Um dos principais obstáculos para identificar a DCJ é a ausência de um sintoma exclusivo. No início, manifestações como perda de memória, alterações comportamentais, dificuldade para caminhar, desequilíbrio e movimentos involuntários podem ser confundidas com outras doenças neurológicas.

A velocidade de evolução, no entanto, é uma das características que pode levantar a suspeita. Enquanto doenças como o Alzheimer normalmente avançam ao longo de anos, a DCJ pode provocar alterações importantes em poucos meses.

Por isso, a enfermidade entra na investigação de casos classificados como demência rapidamente progressiva. Também é necessário descartar outras possibilidades, como encefalites, doenças autoimunes, infecções, alterações metabólicas e outros quadros neurodegenerativos.

Essa etapa é importante porque algumas dessas condições podem ter tratamento.

Diagnóstico depende de diferentes exames

Não existe um único exame capaz de confirmar todos os casos de DCJ. A investigação normalmente combina a avaliação clínica do paciente com exames de imagem e análises laboratoriais.

Entre os principais procedimentos estão a ressonância magnética do cérebro, o eletroencefalograma (EEG) e a análise do líquor, líquido que circula ao redor do cérebro e da medula espinhal.

Um dos principais avanços recentes foi o desenvolvimento do RT-QuIC, exame realizado a partir do líquor que busca evidências relacionadas à presença de proteínas priônicas anormais.

O teste apresenta alta precisão e pode contribuir de forma importante para a identificação da doença. No entanto, segundo especialistas citados na reportagem, o exame ainda não está disponível com facilidade no Brasil.

A ressonância magnética também tem papel relevante na investigação, já que determinados padrões observados no cérebro podem fortalecer a suspeita de DCJ.

Registros brasileiros apontam possíveis lacunas

A raridade da doença também dificulta sua identificação. Como os médicos encontram poucos casos ao longo da carreira, a possibilidade de DCJ pode não estar entre as primeiras hipóteses diante de sintomas neurológicos.

Entre 2005 e 2021, o Ministério da Saúde recebeu 1.576 notificações de suspeita da doença no Brasil. Desse total, 547 foram confirmadas, 457 foram descartadas e 572, o equivalente a 36,3%, ficaram sem classificação final informada.

Os dados não permitem determinar quantos casos deixam de ser diagnosticados no país, mas apontam limitações na vigilância da doença.

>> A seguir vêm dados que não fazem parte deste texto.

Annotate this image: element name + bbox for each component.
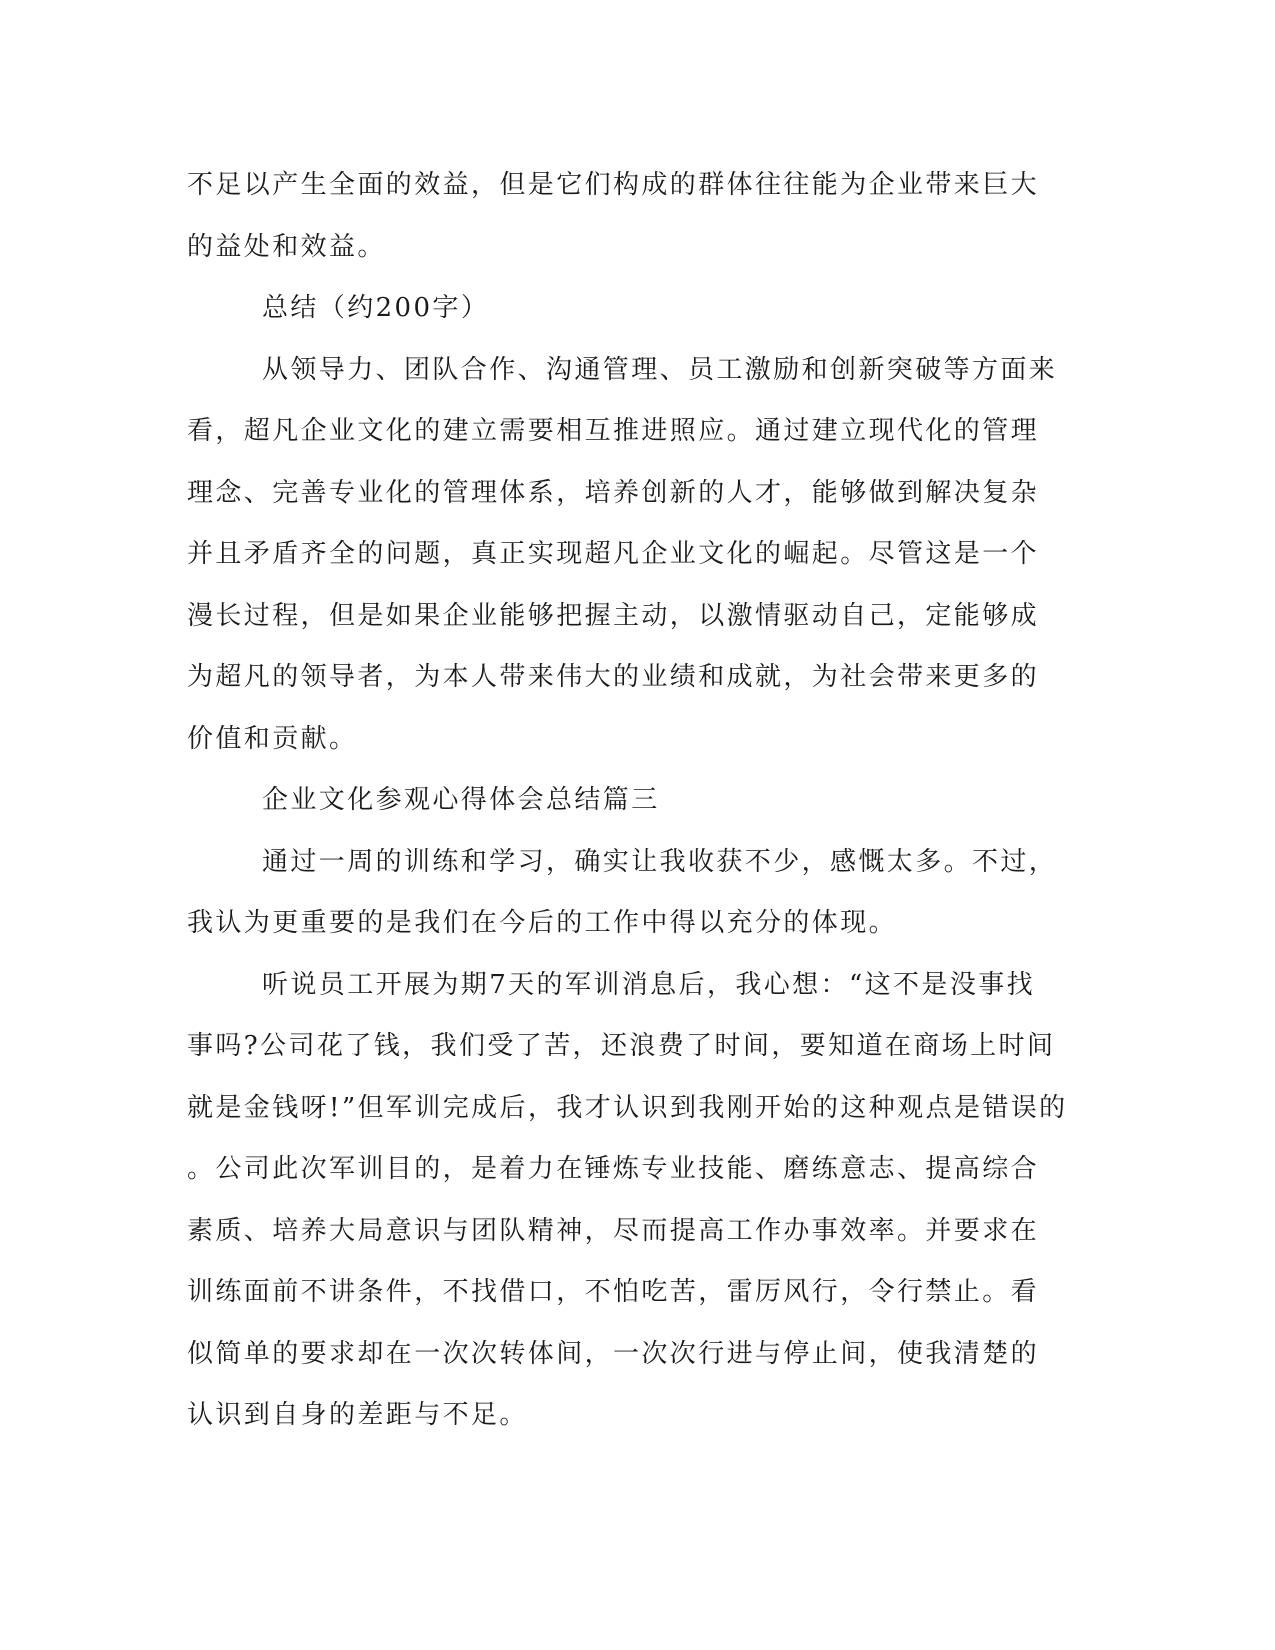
text-line: 就是金钱呀!”但军训完成后，我才认识到我刚开始的这种观点是错误的 xyxy=(187,1092,1068,1123)
text-line: 并且矛盾齐全的问题，真正实现超凡企业文化的崛起。尽管这是一个 xyxy=(187,539,1040,569)
text-line: 训练面前不讲条件，不找借口，不怕吃苦，雷厉风行，令行禁止。看 xyxy=(187,1277,1040,1307)
text-line: 为超凡的领导者，为本人带来伟大的业绩和成就，为社会带来更多的 xyxy=(187,662,1040,692)
text-line: 听说员工开展为期7天的军训消息后，我心想：“这不是没事找 xyxy=(262,969,1036,1000)
text-line: 的益处和效益。 xyxy=(187,231,386,262)
text-line: 理念、完善专业化的管理体系，培养创新的人才，能够做到解决复杂 xyxy=(187,477,1040,508)
text-line: 认识到自身的差距与不足。 xyxy=(187,1400,528,1430)
text-line: 我认为更重要的是我们在今后的工作中得以充分的体现。 xyxy=(187,908,898,938)
text-line: 从领导力、团队合作、沟通管理、员工激励和创新突破等方面来 xyxy=(262,354,1058,385)
section-heading: 总结（约200字） xyxy=(262,293,490,323)
text-line: 不足以产生全面的效益，但是它们构成的群体往往能为企业带来巨大 xyxy=(187,170,1040,200)
text-line: 价值和贡献。 xyxy=(187,723,358,754)
section-heading: 企业文化参观心得体会总结篇三 xyxy=(262,785,660,815)
text-line: 事吗?公司花了钱，我们受了苦，还浪费了时间，要知道在商场上时间 xyxy=(187,1031,1056,1061)
text-line: 素质、培养大局意识与团队精神，尽而提高工作办事效率。并要求在 xyxy=(187,1215,1040,1246)
text-line: 漫长过程，但是如果企业能够把握主动，以激情驱动自己，定能够成 xyxy=(187,600,1040,631)
text-line: 似简单的要求却在一次次转体间，一次次行进与停止间，使我清楚的 xyxy=(187,1338,1040,1369)
text-line: 通过一周的训练和学习，确实让我收获不少，感慨太多。不过， xyxy=(262,846,1058,877)
document-body xyxy=(187,155,1077,1447)
text-line: 看，超凡企业文化的建立需要相互推进照应。通过建立现代化的管理 xyxy=(187,416,1040,446)
text-line: 。公司此次军训目的，是着力在锤炼专业技能、磨练意志、提高综合 xyxy=(187,1154,1040,1184)
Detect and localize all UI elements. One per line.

Outro fator é a rápida evolução da condição. Por isso, especialistas reforçam a importância de investigar rapidamente quadros de perda cognitiva e demência que evoluem em pouco tempo.

O que são os príons?

Os príons são proteínas que, ao assumir uma estrutura anormal, podem induzir outras proteínas normais a sofrer a mesma transformação.

Esse processo se repete progressivamente e provoca o acúmulo de proteínas anormais no cérebro, levando à destruição das células nervosas.

A Doença de Creutzfeldt-Jakob faz parte de um grupo de enfermidades causadas por príons. Entre outras condições desse grupo estão a síndrome de Gerstmann-Sträussler-Scheinker e a insônia fatal.

Apesar dos avanços nos métodos de investigação, a DCJ continua sendo uma doença rara, de progressão acelerada e sem tratamento capaz de interromper sua evolução. A dificuldade de diagnóstico reforça a necessidade de atenção a sintomas neurológicos que surgem e avançam de maneira incomum ou muito rápida.